- Beschikbaarheid: Op voorraad
- Model: campgate .ASIS.
In de loop der tijd veranderden de grenzen van het Romeinse Rijk – de limes – in verdedigingslinies tegen invallen van barbaarse stammen. Langs deze grenzen werden wachttorens en verdedigingswerken gebouwd om steden en militaire posten te beschermen. Een bijzonder voorbeeld uit deze periode is de Porta Nigra in Trier (Duitsland), de enige bewaard gebleven Romeinse kamppoort. Kamppoorten vormden ook een populair motief op Romeinse munten, vooral tijdens en na de regering van keizer Constantijn de Grote. Deze munten tonen de ingang van een Romeins legerkamp, vaak met indrukwekkende details zoals openstaande deuren, decoraties, en verwijzingen naar specifieke muntplaatsen (officinae). Er bestaan talloze varianten, en sommige zijn tegenwoordig gewilde verzamelobjecten. Deze afbeeldingen dienden als propaganda: het rijk kampte met voortdurende dreiging van barbaarse aanvallen, en door de kracht en verdediging van het leger te benadrukken, werden de burgers gerustgesteld. Hoewel sommige torens op deze munten wel eens als vuurbakens worden aangeduid, is dit waarschijnlijk onjuist. De echte vuurbakens dienden om signalen tussen legerposten door te geven. Veel van deze munten werden geslagen tijdens de burgeroorlog tussen keizer Constantijn in het oosten en zijn rivaal Licinius in het westen – een periode waarin het belang van militaire macht en communicatie centraal stond.
Denominatie:
AE Follis
Conditie:
Zeer fraai
Formaat:
18 mm
Gewicht:
2,45 gr
Periode:
326-327 Na chr.
Muntplaats:
Siscia
Muntsnede:
.ASIS.
Voorzijde:
FL IVL CONSTANTIVS NOB C, Kuras met drapering naar links, gelauwerd. Flavius Julius Constantius nobele keizer.
Achterzijde:
PROVIDENTIAE CAESS, de voorzienigheid van de Keizers. Kamppoort met twee bakens en 1 ster.
Referentie:
RIC VII 203
Flavius Julius Constantius (Grieks: Κωνστάντιος Β', Kōnstantios) (7 augustus 317 - 3 november 361), bekend als Constantius II, was een Romeins keizer van september 337 tot 3 november 361.
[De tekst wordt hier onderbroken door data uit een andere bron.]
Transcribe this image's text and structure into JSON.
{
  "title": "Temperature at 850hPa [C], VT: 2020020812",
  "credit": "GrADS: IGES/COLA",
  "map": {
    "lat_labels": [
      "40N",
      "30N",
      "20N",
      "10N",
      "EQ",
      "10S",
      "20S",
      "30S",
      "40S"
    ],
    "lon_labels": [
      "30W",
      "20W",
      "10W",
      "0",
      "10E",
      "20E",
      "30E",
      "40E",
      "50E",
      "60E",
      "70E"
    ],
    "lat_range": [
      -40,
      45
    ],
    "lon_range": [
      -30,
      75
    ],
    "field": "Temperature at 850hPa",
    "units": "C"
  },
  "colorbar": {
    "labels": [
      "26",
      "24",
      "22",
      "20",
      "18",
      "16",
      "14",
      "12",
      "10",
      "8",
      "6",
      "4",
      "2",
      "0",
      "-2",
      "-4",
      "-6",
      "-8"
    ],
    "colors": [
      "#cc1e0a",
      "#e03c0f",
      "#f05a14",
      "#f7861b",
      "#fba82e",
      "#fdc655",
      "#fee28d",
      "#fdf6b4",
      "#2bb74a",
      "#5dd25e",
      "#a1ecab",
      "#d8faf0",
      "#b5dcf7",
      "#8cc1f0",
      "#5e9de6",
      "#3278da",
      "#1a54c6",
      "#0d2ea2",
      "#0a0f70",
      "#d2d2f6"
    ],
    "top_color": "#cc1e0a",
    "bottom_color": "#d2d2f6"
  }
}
Constantius werd in Sirmium, in Illyricum, als tweede zoon van Constantijn de Grote en diens vrouw Fausta geboren. Op 13 november 324 werd hij door zijn vader tot Caesar benoemd. Omstreeks 335 trouwde hij met zijn eerste vrouw, een dochter van zijn oom Julius Constantius en halfzuster van zijn neef Julianus Apostata.
Toen Constantijn de Grote in mei 337 stierf was Constantius er snel bij om zo veel mogelijk macht te grijpen. Hij was waarschijnlijk de drijvende kracht achter het uitroeien van de halve mannelijke familie van Constantijn. In september datzelfde jaar verdeelde hij het rijk samen met zijn broers Constantijn II en Constans. Constantius kreeg het oostelijke deel, met uitzondering van Thracië, Achaea en Macedonia, dat onder controle van Constans viel.
In 340 stierf Constantijn II, de oudste van de drie broers, in een slag tegen Constans (de jongste). In 350 werd ook Constans gedood, door een opstand van de usurpator Magnentius. Constantius was nu theoretisch keizer van het complete rijk. Magnentius moest echter nog wel uit de weg worden geruimd. Constantius benoemde derhalve zijn neef Flavius Claudius Constantius Gallus, broer van Julianus Apostata, tot Caesar om in het oosten een oogje in het zeil te houden, terwijl hij zelf naar Italia trok. Constantius voerde twee veldslagen tegen Magnentius, bij Mursa in 351, die onbeslist eindigde, en bij Mons Seleucus in 353, waarin het hem lukte om Magnentius definitief te verslaan. Een jaar later liet Constantius Gallus executeren, omdat deze opstandig werd.
Gedurende Constantius' gehele heerschappij waren er regelmatig invallen van de Perzen. De meeste van deze invallen wist hij af te slaan. Zijn militaire campagnes tegen de Germaanse stammen waren succesvoller: in 354 versloeg hij de Alamanni; in 357 voerde hij ten noorden van de Donau campagne tegen de Quaden en Sarmaten.
In 355 benoemde Constantius op aanraden van zijn tweede vrouw Eusebia zijn neef Julianus (Apostata) tot Caesar, en stuurde hem naar Gallia. Deze had daar echter zoveel succes, dat zijn troepen hem in 360 tot keizer uitriepen. Een burgeroorlog werd voorkomen door de (natuurlijke) dood van Constantius in november 361.